06 - Return the chicken thighs to the skillet, arranging them skin side up. Spoon some of the cream sauce over the top of each piece. Transfer the skillet to the preheated oven and bake uncovered for 25 to 30 minutes, until the internal temperature of the chicken reaches 165°F and the sauce is bubbly.
07 - Remove from the oven and let rest for 2 to 3 minutes. Sprinkle generously with fresh chopped parsley and serve immediately while hot.

# Expert Tips:

01 -
  • The crispy golden skin on those thighs paired with a sauce so creamy you will want to drink it straight from the pan is genuinely unfair.
  • It reheats beautifully the next day which means you get two meals worth of happiness from one pan.
02 -
  • Drying the chicken thoroughly before seasoning is the single step that separates soggy skin from the kind that crackles when you bite it.

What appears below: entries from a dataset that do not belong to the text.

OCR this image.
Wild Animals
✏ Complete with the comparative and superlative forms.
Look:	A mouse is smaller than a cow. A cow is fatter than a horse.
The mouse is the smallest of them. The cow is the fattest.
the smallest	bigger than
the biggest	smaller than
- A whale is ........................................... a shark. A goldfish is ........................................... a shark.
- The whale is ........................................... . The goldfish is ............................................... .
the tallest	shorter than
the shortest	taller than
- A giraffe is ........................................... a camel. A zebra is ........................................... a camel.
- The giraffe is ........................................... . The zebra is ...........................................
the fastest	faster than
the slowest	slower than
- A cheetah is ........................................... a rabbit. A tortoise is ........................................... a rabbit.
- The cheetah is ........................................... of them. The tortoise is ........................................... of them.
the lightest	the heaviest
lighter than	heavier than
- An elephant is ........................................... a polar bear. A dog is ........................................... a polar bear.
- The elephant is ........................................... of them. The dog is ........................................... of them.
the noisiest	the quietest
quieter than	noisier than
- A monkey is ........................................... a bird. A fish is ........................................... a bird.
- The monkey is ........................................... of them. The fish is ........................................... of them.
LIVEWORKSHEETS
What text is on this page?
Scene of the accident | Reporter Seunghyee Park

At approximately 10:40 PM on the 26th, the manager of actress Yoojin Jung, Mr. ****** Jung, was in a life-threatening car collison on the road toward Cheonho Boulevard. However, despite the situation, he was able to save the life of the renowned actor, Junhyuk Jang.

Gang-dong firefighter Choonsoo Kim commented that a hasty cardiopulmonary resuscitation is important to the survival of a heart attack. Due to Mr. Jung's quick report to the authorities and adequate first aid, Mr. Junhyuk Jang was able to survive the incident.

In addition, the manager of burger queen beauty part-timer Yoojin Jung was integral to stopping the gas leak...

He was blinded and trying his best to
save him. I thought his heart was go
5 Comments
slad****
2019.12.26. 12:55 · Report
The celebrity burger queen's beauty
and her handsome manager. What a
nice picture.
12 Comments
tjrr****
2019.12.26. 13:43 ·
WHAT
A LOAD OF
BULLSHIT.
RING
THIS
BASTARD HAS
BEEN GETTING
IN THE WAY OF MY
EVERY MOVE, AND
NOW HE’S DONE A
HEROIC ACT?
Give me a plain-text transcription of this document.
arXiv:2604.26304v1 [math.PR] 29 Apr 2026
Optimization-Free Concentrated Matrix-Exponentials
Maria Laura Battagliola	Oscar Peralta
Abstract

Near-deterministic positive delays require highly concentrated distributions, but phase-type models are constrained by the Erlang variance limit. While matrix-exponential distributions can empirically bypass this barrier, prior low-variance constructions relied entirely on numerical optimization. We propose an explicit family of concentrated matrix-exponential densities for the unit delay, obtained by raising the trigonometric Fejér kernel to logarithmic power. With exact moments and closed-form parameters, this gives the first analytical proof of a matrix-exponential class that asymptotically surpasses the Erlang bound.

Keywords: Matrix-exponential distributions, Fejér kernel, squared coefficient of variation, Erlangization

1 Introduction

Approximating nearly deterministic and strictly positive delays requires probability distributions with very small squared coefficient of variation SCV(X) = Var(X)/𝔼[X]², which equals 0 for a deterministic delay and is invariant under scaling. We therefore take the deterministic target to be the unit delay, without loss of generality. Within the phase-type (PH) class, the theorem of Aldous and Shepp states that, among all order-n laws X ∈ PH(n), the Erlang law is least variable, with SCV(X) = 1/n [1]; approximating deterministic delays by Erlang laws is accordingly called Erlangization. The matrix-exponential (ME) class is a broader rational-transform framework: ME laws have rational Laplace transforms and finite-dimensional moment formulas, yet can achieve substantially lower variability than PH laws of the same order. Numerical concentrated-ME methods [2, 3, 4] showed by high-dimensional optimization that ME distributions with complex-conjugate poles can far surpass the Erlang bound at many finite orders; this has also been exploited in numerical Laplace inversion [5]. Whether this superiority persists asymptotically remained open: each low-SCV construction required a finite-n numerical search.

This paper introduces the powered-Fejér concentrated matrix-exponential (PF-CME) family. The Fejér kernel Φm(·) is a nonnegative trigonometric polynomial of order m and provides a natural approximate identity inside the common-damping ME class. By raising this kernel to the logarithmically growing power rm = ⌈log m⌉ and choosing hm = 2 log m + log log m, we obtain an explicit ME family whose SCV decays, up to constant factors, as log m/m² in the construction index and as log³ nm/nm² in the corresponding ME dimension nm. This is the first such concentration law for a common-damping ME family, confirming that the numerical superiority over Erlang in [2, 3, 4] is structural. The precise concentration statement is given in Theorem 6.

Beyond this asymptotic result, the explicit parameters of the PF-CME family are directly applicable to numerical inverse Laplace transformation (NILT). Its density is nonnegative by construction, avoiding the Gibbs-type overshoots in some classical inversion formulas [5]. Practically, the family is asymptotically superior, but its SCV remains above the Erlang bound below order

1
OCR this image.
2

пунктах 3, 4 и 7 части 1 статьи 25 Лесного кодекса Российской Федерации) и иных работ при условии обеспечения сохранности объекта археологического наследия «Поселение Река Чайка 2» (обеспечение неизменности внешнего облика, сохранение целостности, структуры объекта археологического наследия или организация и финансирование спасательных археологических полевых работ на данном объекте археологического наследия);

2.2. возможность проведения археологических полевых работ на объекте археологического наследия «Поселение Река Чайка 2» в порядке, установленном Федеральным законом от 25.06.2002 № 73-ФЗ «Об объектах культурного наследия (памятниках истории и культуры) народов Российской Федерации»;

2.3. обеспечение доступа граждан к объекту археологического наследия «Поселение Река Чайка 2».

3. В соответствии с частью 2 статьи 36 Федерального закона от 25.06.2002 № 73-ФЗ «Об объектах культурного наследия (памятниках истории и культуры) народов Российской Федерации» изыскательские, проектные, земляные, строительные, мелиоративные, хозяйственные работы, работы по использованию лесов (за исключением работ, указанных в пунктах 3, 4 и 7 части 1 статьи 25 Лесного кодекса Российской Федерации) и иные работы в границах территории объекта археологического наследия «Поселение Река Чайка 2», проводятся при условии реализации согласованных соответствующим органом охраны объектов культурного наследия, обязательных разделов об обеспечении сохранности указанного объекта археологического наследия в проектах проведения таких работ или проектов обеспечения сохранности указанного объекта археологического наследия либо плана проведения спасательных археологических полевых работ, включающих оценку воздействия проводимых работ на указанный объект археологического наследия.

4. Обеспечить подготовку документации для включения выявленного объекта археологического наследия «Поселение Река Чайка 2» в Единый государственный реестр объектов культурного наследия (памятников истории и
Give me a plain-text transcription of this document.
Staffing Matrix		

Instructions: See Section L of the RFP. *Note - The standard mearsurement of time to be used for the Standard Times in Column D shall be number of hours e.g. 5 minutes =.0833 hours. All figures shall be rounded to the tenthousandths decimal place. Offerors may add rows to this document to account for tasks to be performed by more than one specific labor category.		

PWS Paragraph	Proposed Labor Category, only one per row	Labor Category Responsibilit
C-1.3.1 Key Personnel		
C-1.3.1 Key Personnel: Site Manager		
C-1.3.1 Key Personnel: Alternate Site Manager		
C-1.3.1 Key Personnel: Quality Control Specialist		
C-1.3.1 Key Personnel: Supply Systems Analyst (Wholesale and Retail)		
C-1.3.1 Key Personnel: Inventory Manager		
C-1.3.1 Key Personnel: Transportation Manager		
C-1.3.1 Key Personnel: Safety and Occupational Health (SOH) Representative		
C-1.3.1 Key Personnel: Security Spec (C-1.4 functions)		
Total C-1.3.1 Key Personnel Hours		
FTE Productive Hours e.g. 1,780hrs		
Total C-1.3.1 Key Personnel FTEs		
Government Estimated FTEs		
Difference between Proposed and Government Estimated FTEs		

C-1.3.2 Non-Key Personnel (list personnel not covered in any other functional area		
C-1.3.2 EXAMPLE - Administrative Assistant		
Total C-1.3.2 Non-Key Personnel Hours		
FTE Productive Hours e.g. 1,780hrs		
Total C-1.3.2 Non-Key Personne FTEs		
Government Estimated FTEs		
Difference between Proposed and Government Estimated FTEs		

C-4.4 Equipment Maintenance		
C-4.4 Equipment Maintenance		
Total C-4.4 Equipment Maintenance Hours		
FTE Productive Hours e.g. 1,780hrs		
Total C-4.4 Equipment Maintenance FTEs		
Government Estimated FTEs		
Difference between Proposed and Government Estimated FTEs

  • Do not stir the sauce after the chicken goes back in because you want the skin to stay exposed to the dry oven heat for maximum crispness.
03 -
  • Let the chicken rest for five minutes after it comes out of the oven so the juices redistribute instead of running out onto your plate.
  • A cast iron skillet holds and distributes heat more evenly than anything else and goes straight from stovetop to oven without thinking twice.